As regards the war in Ukraine, Gulyás said Pope Francis’s apostolic visit to Hungary late last month reaffirmed the government’s position that urges an immediate ceasefire and peace as “the only morally right one”.
With the pope being pro-peace, “we can say that Hungary’s stance received the strongest possible moral support,” he said.
If the Vatican is preparing a peace plan, as the pope indicated, Hungary will support that peace mission, Gulyás said.
The extent of the destruction, he said, was “already unfathomable”. “Hundreds of thousands have died, and only a ceasefire can save lives,” he added.
Meanwhile, Gulyás said the amendment of the law on the judiciary ensured that Hungary would comply with all requirements for the disbursement of European Union cohesion funds “within weeks”.
He insisted that although the “demands were baseless”, Hungary had complied and often exceeded EU demands. “In about a month’s time, we hope to be able to send invoices to Brussels and get payments in return,” he added.
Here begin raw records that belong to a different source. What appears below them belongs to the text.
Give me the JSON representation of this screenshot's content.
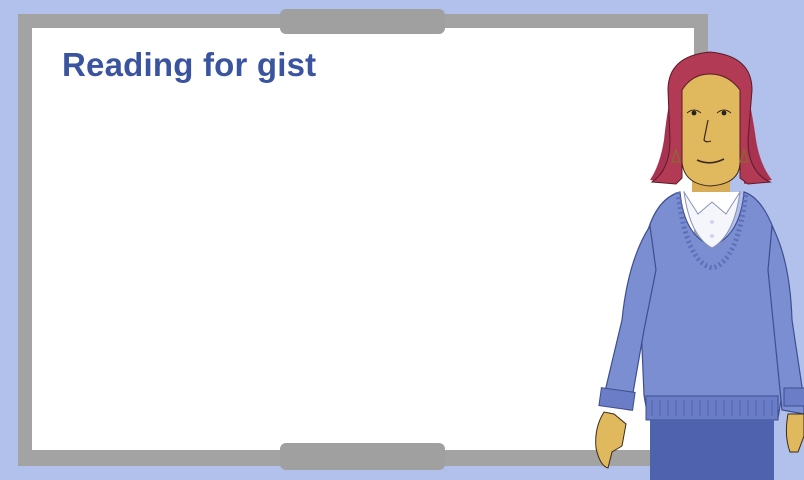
{
  "board": {
    "title": "Reading for gist",
    "title_color": "#3b54a0"
  },
  "colors": {
    "background": "#b2c0ec",
    "frame": "#a3a3a3",
    "board_surface": "#ffffff",
    "sweater": "#7b8ed2",
    "skirt": "#4e62ae",
    "hair": "#b23a55",
    "skin": "#e0b85e"
  },
  "character": {
    "icon": "teacher-illustration"
  }
}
The funding would flow from sections of the EU’s budget for the 2021-2027 financial cycle that do not fall under the rule-of-law conditionality procedure but from its Resilience and Recovery Facility set up against the economic fallout of the coronavirus pandemic, Gulyas said.
The government aims to ensure access to all resources, he added. “There is serious opposition to that in Brussels and among Hungary’s leftist opposition, but we ask them to stand on the side of Hungarian teachers, health care and the economy,” he said.